When investing in real estate, it’s important to understand the different types of property and residence referred to in loan documents.
A single-occupancy primary residence loan is usually available at a lower rate and with a lower down payment.
Investment property often comes with a premium price tag on financing and more restrictions on a loan.
If you are interested in real estate investing but don’t have a lot of cash on hand, buying a primary residence can be a way to get the best rates without putting up a lot of cash.
What Is a Primary Residence?
A primary residence is a living space in which you reside for the majority of the year.
You must live in the house for at least six months and one day each year.
When you buy a primary residence, you may be eligible for loans with no down payment or lower interest rates. You might also be offered a longer term on the loan.
What Do Lenders Look for in a Primary Residence?
When you try to secure a loan for a primary residence, lenders look at the property differently than they would an investment property.
They look to see if the property has everything you need to make it a comfortable living space. Does it have bedrooms, a kitchen, bathrooms, and other living areas?
They might also check to see if the space is comparable or better than your existing living situation.
For example, if you currently live in a single-family house, lenders may deny a loan if you are buying a townhouse replacement. From their perspective, that would be a step down in living accommodations.
If you can’t satisfy the residency requirement, you can’t sign a loan for a personal use property.
Second Home vs.

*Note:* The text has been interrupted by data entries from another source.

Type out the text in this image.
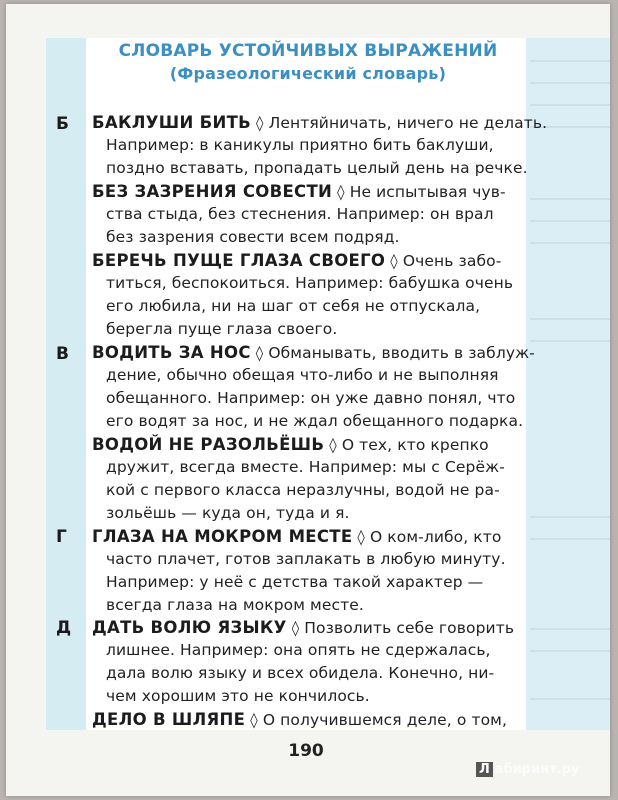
СЛОВАРЬ УСТОЙЧИВЫХ ВЫРАЖЕНИЙ
(Фразеологический словарь)
Б
В
Г
Д
БАКЛУШИ БИТЬ ◊ Лентяйничать, ничего не делать.
Например: в каникулы приятно бить баклуши,
поздно вставать, пропадать целый день на речке.
БЕЗ ЗАЗРЕНИЯ СОВЕСТИ ◊ Не испытывая чув-
ства стыда, без стеснения. Например: он врал
без зазрения совести всем подряд.
БЕРЕЧЬ ПУЩЕ ГЛАЗА СВОЕГО ◊ Очень забо-
титься, беспокоиться. Например: бабушка очень
его любила, ни на шаг от себя не отпускала,
берегла пуще глаза своего.
ВОДИТЬ ЗА НОС ◊ Обманывать, вводить в заблуж-
дение, обычно обещая что-либо и не выполняя
обещанного. Например: он уже давно понял, что
его водят за нос, и не ждал обещанного подарка.
ВОДОЙ НЕ РАЗОЛЬЁШЬ ◊ О тех, кто крепко
дружит, всегда вместе. Например: мы с Серёж-
кой с первого класса неразлучны, водой не ра-
зольёшь — куда он, туда и я.
ГЛАЗА НА МОКРОМ МЕСТЕ ◊ О ком-либо, кто
часто плачет, готов заплакать в любую минуту.
Например: у неё с детства такой характер —
всегда глаза на мокром месте.
ДАТЬ ВОЛЮ ЯЗЫКУ ◊ Позволить себе говорить
лишнее. Например: она опять не сдержалась,
дала волю языку и всех обидела. Конечно, ни-
чем хорошим это не кончилось.
ДЕЛО В ШЛЯПЕ ◊ О получившемся деле, о том,
190
Л абиринт.ру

Primary Residence
You might be interested in buying a vacation home or second property if you do a lot of commuting.
You could also be interested in buying a house for a family member.
In those situations, there are ways to list the second home as a primary residence.

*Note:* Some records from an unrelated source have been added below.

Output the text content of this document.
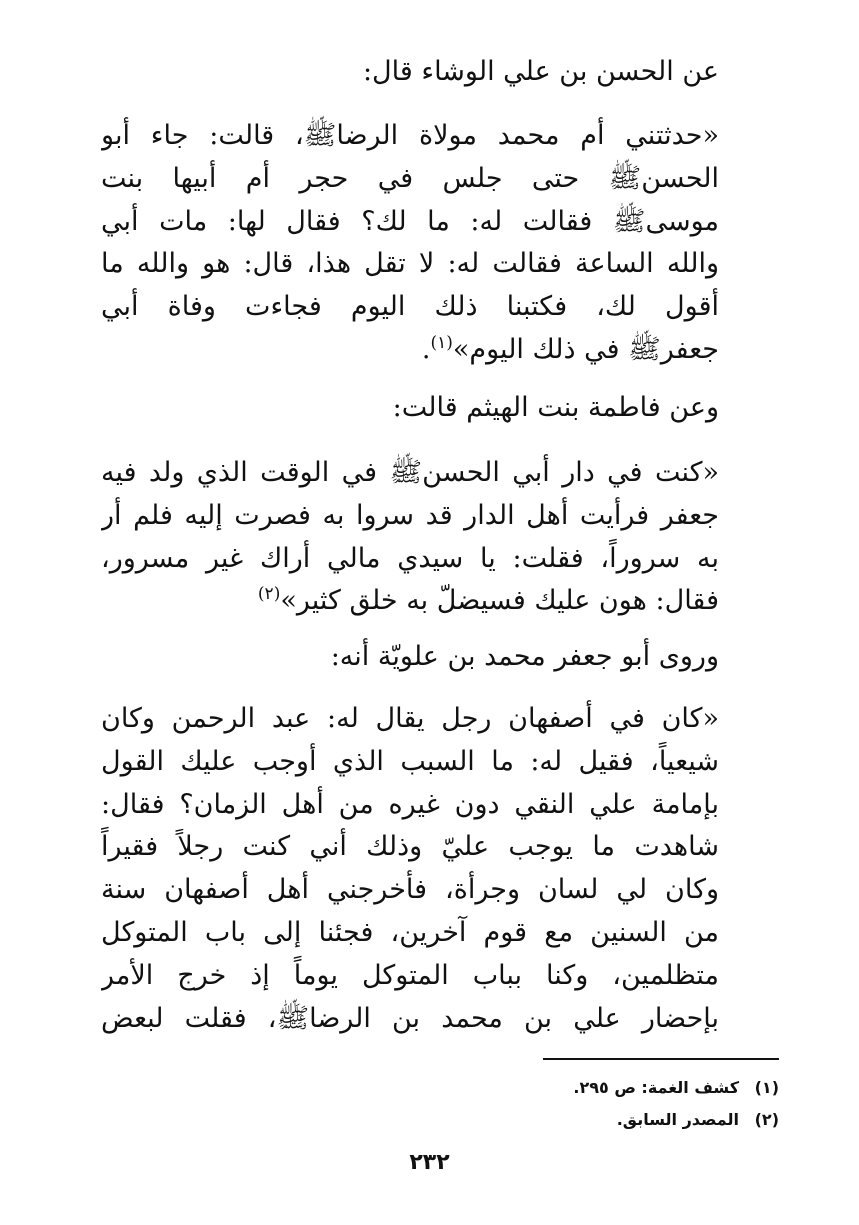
عن الحسن بن علي الوشاء قال:
«حدثتني أم محمد مولاة الرضاﷺ، قالت: جاء أبو
الحسنﷺ حتى جلس في حجر أم أبيها بنت
موسىﷺ فقالت له: ما لك؟ فقال لها: مات أبي
والله الساعة فقالت له: لا تقل هذا، قال: هو والله ما
أقول لك، فكتبنا ذلك اليوم فجاءت وفاة أبي
جعفرﷺ في ذلك اليوم»$^{(١)}$.
وعن فاطمة بنت الهيثم قالت:
«كنت في دار أبي الحسنﷺ في الوقت الذي ولد فيه
جعفر فرأيت أهل الدار قد سروا به فصرت إليه فلم أر
به سروراً، فقلت: يا سيدي مالي أراك غير مسرور،
فقال: هون عليك فسيضلّ به خلق كثير»$^{(٢)}$
وروى أبو جعفر محمد بن علويّة أنه:
«كان في أصفهان رجل يقال له: عبد الرحمن وكان
شيعياً، فقيل له: ما السبب الذي أوجب عليك القول
بإمامة علي النقي دون غيره من أهل الزمان؟ فقال:
شاهدت ما يوجب عليّ وذلك أني كنت رجلاً فقيراً
وكان لي لسان وجرأة، فأخرجني أهل أصفهان سنة
من السنين مع قوم آخرين، فجئنا إلى باب المتوكل
متظلمين، وكنا بباب المتوكل يوماً إذ خرج الأمر
بإحضار علي بن محمد بن الرضاﷺ، فقلت لبعض
(١)كشف الغمة: ص ٢٩٥.
(٢)المصدر السابق.
٢٣٢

For example, if you are buying a home for your college-aged child, you might be able to buy a property as a primary residence.
Buying a Non-Occupied Single-Family Home
A single-family home, in the context of a mortgage, is simply a property that has only residential space and only houses a single family.
A property with an additional rental unit would not meet the definition of single family; instead, it would be a multifamily property.
A mixed-use property, one with both commercial and residential space, would also be out.
When buying a non-occupied single-family home, you are looking for a property with only a single unit.
Non-occupied refers to the fact that you won’t be living in the home after the purchase.
You could be buying on speculation or with the intent to rent out the home, but it won’t be your primary residence.
That means you need to find funding that is not dependent on residence.
Be Upfront About the Intended Use
No matter what you intend to do with the property, give your lender full disclosure.
If you intend to rent the property from day one, you qualify for a different type of loan than if you intend to move in.
If you plan to live in the house for at least a year, you might qualify for a personal mortgage.
By providing all the information, you allow the lender to find the right financing package for your needs and intended use.